Nate is a happily married father of four currently living in Boise, Idaho. As a former college football player and Deputy Sheriff, Nate loves to get off the beaten path with his wife and kids. Together, they love to explore everywhere west of the Mississippi in their truck and their 2018 Highland Ridge Highlander.
How I Use My RV as a Hunting Basecamp
I am one of many that moved away from an urban city in search of adventure and freedom. As a father of four boys under the age of ten, my goal was to change the course of our lives from barely seeing nature and scenery to appreciating and thriving in the outdoors. Additionally, as descendents of American Indians, making a closer connection to nature was a big part of that decision.
When we did ultimately move to the Northwest, in an effort to deepen that natural connection, I told myself I would learn how to hunt. For those that know, hunting and hunting tactics are ever-evolving and ongoing.
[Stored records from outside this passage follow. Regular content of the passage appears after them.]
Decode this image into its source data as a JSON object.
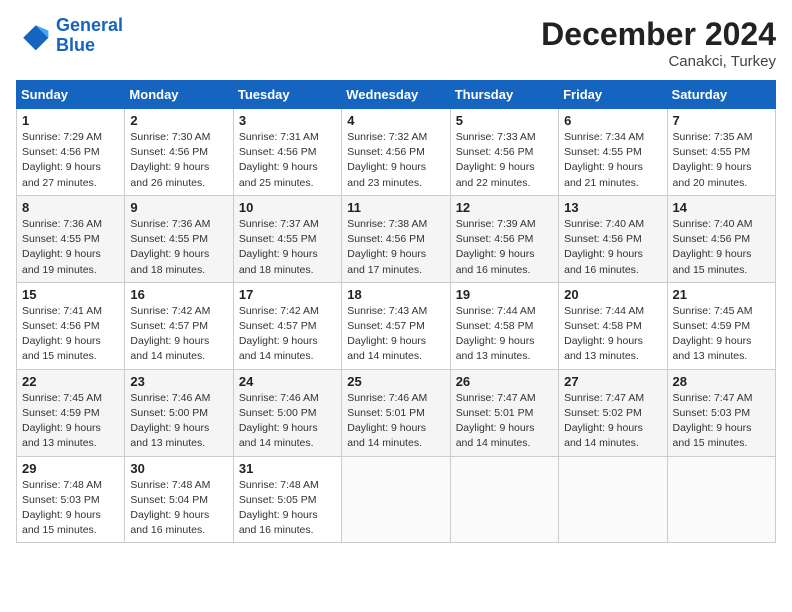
{
  "logo": {
    "line1": "General",
    "line2": "Blue"
  },
  "title": "December 2024",
  "subtitle": "Canakci, Turkey",
  "days_of_week": [
    "Sunday",
    "Monday",
    "Tuesday",
    "Wednesday",
    "Thursday",
    "Friday",
    "Saturday"
  ],
  "weeks": [
    [
      {
        "day": "1",
        "sunrise": "7:29 AM",
        "sunset": "4:56 PM",
        "daylight": "9 hours and 27 minutes."
      },
      {
        "day": "2",
        "sunrise": "7:30 AM",
        "sunset": "4:56 PM",
        "daylight": "9 hours and 26 minutes."
      },
      {
        "day": "3",
        "sunrise": "7:31 AM",
        "sunset": "4:56 PM",
        "daylight": "9 hours and 25 minutes."
      },
      {
        "day": "4",
        "sunrise": "7:32 AM",
        "sunset": "4:56 PM",
        "daylight": "9 hours and 23 minutes."
      },
      {
        "day": "5",
        "sunrise": "7:33 AM",
        "sunset": "4:56 PM",
        "daylight": "9 hours and 22 minutes."
      },
      {
        "day": "6",
        "sunrise": "7:34 AM",
        "sunset": "4:55 PM",
        "daylight": "9 hours and 21 minutes."
      },
      {
        "day": "7",
        "sunrise": "7:35 AM",
        "sunset": "4:55 PM",
        "daylight": "9 hours and 20 minutes."
      }
    ],
    [
      {
        "day": "8",
        "sunrise": "7:36 AM",
        "sunset": "4:55 PM",
        "daylight": "9 hours and 19 minutes."
      },
      {
        "day": "9",
        "sunrise": "7:36 AM",
        "sunset": "4:55 PM",
        "daylight": "9 hours and 18 minutes."
      },
      {
        "day": "10",
        "sunrise": "7:37 AM",
        "sunset": "4:55 PM",
        "daylight": "9 hours and 18 minutes."
      },
      {
        "day": "11",
        "sunrise": "7:38 AM",
        "sunset": "4:56 PM",
        "daylight": "9 hours and 17 minutes."
      },
      {
        "day": "12",
        "sunrise": "7:39 AM",
        "sunset": "4:56 PM",
        "daylight": "9 hours and 16 minutes."
      },
      {
        "day": "13",
        "sunrise": "7:40 AM",
        "sunset": "4:56 PM",
        "daylight": "9 hours and 16 minutes."
      },
      {
        "day": "14",
        "sunrise": "7:40 AM",
        "sunset": "4:56 PM",
        "daylight": "9 hours and 15 minutes."
      }
    ],
    [
      {
        "day": "15",
        "sunrise": "7:41 AM",
        "sunset": "4:56 PM",
        "daylight": "9 hours and 15 minutes."
      },
      {
        "day": "16",
        "sunrise": "7:42 AM",
        "sunset": "4:57 PM",
        "daylight": "9 hours and 14 minutes."
      },
      {
        "day": "17",
        "sunrise": "7:42 AM",
        "sunset": "4:57 PM",
        "daylight": "9 hours and 14 minutes."
      },
      {
        "day": "18",
        "sunrise": "7:43 AM",
        "sunset": "4:57 PM",
        "daylight": "9 hours and 14 minutes."
      },
      {
        "day": "19",
        "sunrise": "7:44 AM",
        "sunset": "4:58 PM",
        "daylight": "9 hours and 13 minutes."
      },
      {
        "day": "20",
        "sunrise": "7:44 AM",
        "sunset": "4:58 PM",
        "daylight": "9 hours and 13 minutes."
      },
      {
        "day": "21",
        "sunrise": "7:45 AM",
        "sunset": "4:59 PM",
        "daylight": "9 hours and 13 minutes."
      }
    ],
    [
      {
        "day": "22",
        "sunrise": "7:45 AM",
        "sunset": "4:59 PM",
        "daylight": "9 hours and 13 minutes."
      },
      {
        "day": "23",
        "sunrise": "7:46 AM",
        "sunset": "5:00 PM",
        "daylight": "9 hours and 13 minutes."
      },
      {
        "day": "24",
        "sunrise": "7:46 AM",
        "sunset": "5:00 PM",
        "daylight": "9 hours and 14 minutes."
      },
      {
        "day": "25",
        "sunrise": "7:46 AM",
        "sunset": "5:01 PM",
        "daylight": "9 hours and 14 minutes."
      },
      {
        "day": "26",
        "sunrise": "7:47 AM",
        "sunset": "5:01 PM",
        "daylight": "9 hours and 14 minutes."
      },
      {
        "day": "27",
        "sunrise": "7:47 AM",
        "sunset": "5:02 PM",
        "daylight": "9 hours and 14 minutes."
      },
      {
        "day": "28",
        "sunrise": "7:47 AM",
        "sunset": "5:03 PM",
        "daylight": "9 hours and 15 minutes."
      }
    ],
    [
      {
        "day": "29",
        "sunrise": "7:48 AM",
        "sunset": "5:03 PM",
        "daylight": "9 hours and 15 minutes."
      },
      {
        "day": "30",
        "sunrise": "7:48 AM",
        "sunset": "5:04 PM",
        "daylight": "9 hours and 16 minutes."
      },
      {
        "day": "31",
        "sunrise": "7:48 AM",
        "sunset": "5:05 PM",
        "daylight": "9 hours and 16 minutes."
      },
      null,
      null,
      null,
      null
    ]
  ]
}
Many hunters have different approaches for getting out to their “spots” and staying there. So this year, when I got the chance to pursue elk, deer and bear in Idaho’s Sawtooth Mountains, I decided to try something a little different. Not only did I bring my nine year old son along for the experience, but I chose to use my Highland Ridge Highlander 31RGR as our hunting basecamp.
To me, hunting is more than just the meat you bring home. It’s about the experience of the real outdoors—the animals, the smells, the weather, the people you bring with you. And regardless of the method you prefer, whether it be a duck blind, tree stand or on a mountain bike, having an RV as your basecamp makes for some great hunting. Here are a few things I’ve learned to make the whole experience that much better and more enjoyable.
- Location, Location, Location. The old adage for real estate also applies to your hunting camp. Some of the best parts about having an RV with you are the ability to get away from all of the other visiting hunters (I call them “lodge hunters”), and you can bring the best of your own comfortable world right to the hunting site. But you’ll have to put in work in order to find your perfect site. Studying maps of the area, going out on scouting trips, looking for animal signs and tracks, even swapping information with fellow hunters are all great places to start.
2. Tools of the Trade and Trail. Hunting exposes you to the elements, so it’s important to pack a variety of items and equipment for whatever Mother Nature might throw your way. This includes things like extra tools and supplies in case any of your gear breaks, and either a satellite phone or GPS tracker for when you go off the grid. This year, I drove our Highland Ridge Outback 34 miles down a dirt mountain road, where there was no cell service and the nearest gunsmith was two hours away. Needless to say, don’t assume your hunting trip will be like a standard family camping trip
3. Fire Safety First. This is particularly important for anyone who plans to hunt with a gun. As a hunter and former cop, fire safety is something I’ve really taken the time to learn over the years. Simple target shooting can turn into massive fires if not handled properly. I’ve investigated my fair share of accidental and preventable fires, and so I want to caution people to be aware of the potential hazards and to have safety gear in place to help prevent any fires from starting. Three things you should always consider are packing a shovel, bringing a fire extinguisher and knowing where the nearest water source is.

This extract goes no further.